Construction of 2D/2D Mesoporous WO(3)/CeO(2) Laminated Heterojunctions for Optimized Photocatalytic Performance

Photocatalytic elimination of antibiotics from the environment and drinking water is of great significance for human health. However, the efficiency of photoremoval of antibiotics such as tetracycline is severely limited by the prompt recombination of electron holes and slow charge migration efficacy. Fabrication of low-dimensional heterojunction composites is an efficient method for shortening charge carrier migration distance and enhancing charge transfer efficiency. Herein, 2D/2D mesoporous WO(3)/CeO(2) laminated Z-scheme heterojunctions were successfully prepared using a two-step hydrothermal process. The mesoporous structure of the composites was proved by nitrogen sorption isotherms, in which sorption-desorption hysteresis was observed. The intimate contact and charge transfer mechanism between WO(3) nanoplates and CeO(2) nanosheets was investigated using high-resolution transmission electron microscopy and X-ray photoelectron spectroscopy measurements, respectively. Photocatalytic tetracycline degradation efficiency was noticeably promoted by the formation of 2D/2D laminated heterojunctions. The improved photocatalytic activity could be attributed to the formation of Z-scheme laminated heterostructure and 2D morphology favoring spatial charge separation, confirmed by various characterizations.

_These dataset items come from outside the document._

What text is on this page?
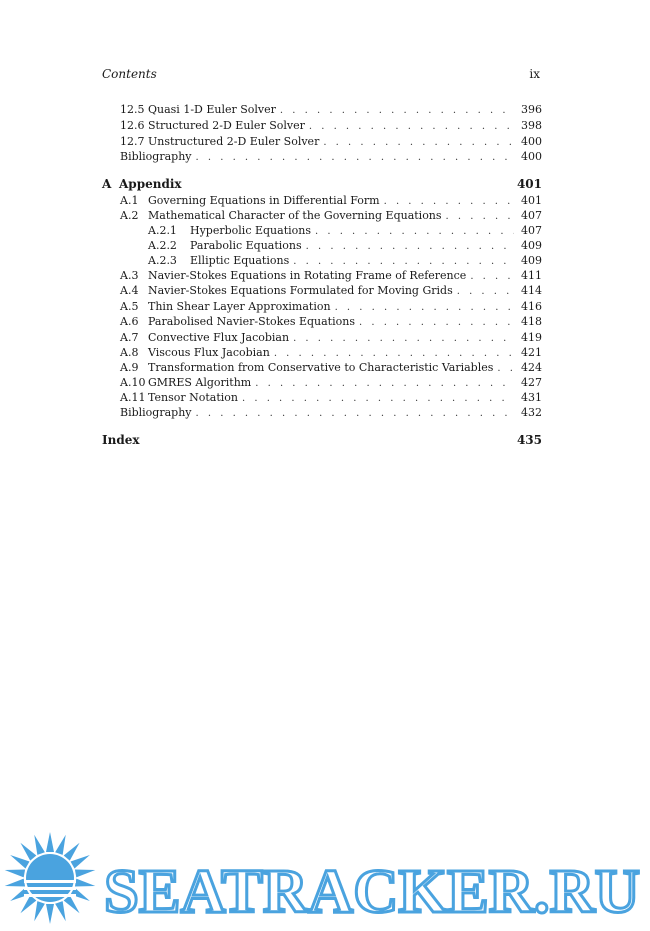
Contents	ix
12.5 Quasi 1-D Euler Solver . . .	396
12.6 Structured 2-D Euler Solver . . .	398
12.7 Unstructured 2-D Euler Solver . . .	400
Bibliography . . .	400
A Appendix	401
A.1 Governing Equations in Differential Form . . .	401
A.2 Mathematical Character of the Governing Equations . . .	407
A.2.1	Hyperbolic Equations . . .	407
A.2.2	Parabolic Equations . . .	409
A.2.3	Elliptic Equations . . .	409
A.3 Navier-Stokes Equations in Rotating Frame of Reference . . .	411
A.4 Navier-Stokes Equations Formulated for Moving Grids . . .	414
A.5 Thin Shear Layer Approximation . . .	416
A.6 Parabolised Navier-Stokes Equations . . .	418
A.7 Convective Flux Jacobian . . .	419
A.8 Viscous Flux Jacobian . . .	421
A.9 Transformation from Conservative to Characteristic Variables . . .	424
A.10 GMRES Algorithm . . .	427
A.11 Tensor Notation . . .	431
Bibliography . . .	432
Index	435
SEATRACKER.RU
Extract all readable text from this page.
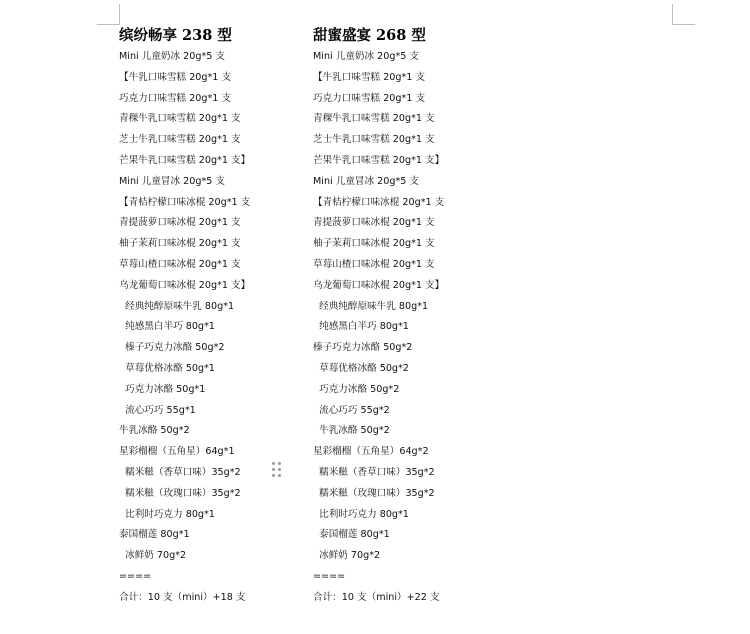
缤纷畅享 238 型
Mini 儿童奶冰 20g*5 支
【牛乳口味雪糕 20g*1 支
巧克力口味雪糕 20g*1 支
青稞牛乳口味雪糕 20g*1 支
芝士牛乳口味雪糕 20g*1 支
芒果牛乳口味雪糕 20g*1 支】
Mini 儿童冒冰 20g*5 支
【青桔柠檬口味冰棍 20g*1 支
青提菠萝口味冰棍 20g*1 支
柚子茉莉口味冰棍 20g*1 支
草莓山楂口味冰棍 20g*1 支
乌龙葡萄口味冰棍 20g*1 支】
经典纯醇原味牛乳 80g*1
纯感黑白半巧 80g*1
榛子巧克力冰酪 50g*2
草莓优格冰酪 50g*1
巧克力冰酪 50g*1
流心巧巧 55g*1
牛乳冰酪 50g*2
星彩榴榴（五角星）64g*1
糯米糍（香草口味）35g*2
糯米糍（玫瑰口味）35g*2
比利时巧克力 80g*1
泰国榴莲 80g*1
冰鲜奶 70g*2
====
合计：10 支（mini）+18 支
甜蜜盛宴 268 型
Mini 儿童奶冰 20g*5 支
【牛乳口味雪糕 20g*1 支
巧克力口味雪糕 20g*1 支
青稞牛乳口味雪糕 20g*1 支
芝士牛乳口味雪糕 20g*1 支
芒果牛乳口味雪糕 20g*1 支】
Mini 儿童冒冰 20g*5 支
【青桔柠檬口味冰棍 20g*1 支
青提菠萝口味冰棍 20g*1 支
柚子茉莉口味冰棍 20g*1 支
草莓山楂口味冰棍 20g*1 支
乌龙葡萄口味冰棍 20g*1 支】
经典纯醇原味牛乳 80g*1
纯感黑白半巧 80g*1
榛子巧克力冰酪 50g*2
草莓优格冰酪 50g*2
巧克力冰酪 50g*2
流心巧巧 55g*2
牛乳冰酪 50g*2
星彩榴榴（五角星）64g*2
糯米糍（香草口味）35g*2
糯米糍（玫瑰口味）35g*2
比利时巧克力 80g*1
泰国榴莲 80g*1
冰鲜奶 70g*2
====
合计：10 支（mini）+22 支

The optimized 5WO(3)/CeO(2) (5 wt.% WO(3)) composites can degrade more than 99% of tetracycline in 80 min, achieving a peak TC photodegradation efficiency of 0.0482 min(−1), which is approximately 3.4 times that of pristine CeO(2). A Z-scheme mechanism is proposed for photocatalytic tetracycline by from WO(3)/CeO(2) Z-scheme laminated heterojunctions based on the experimental results.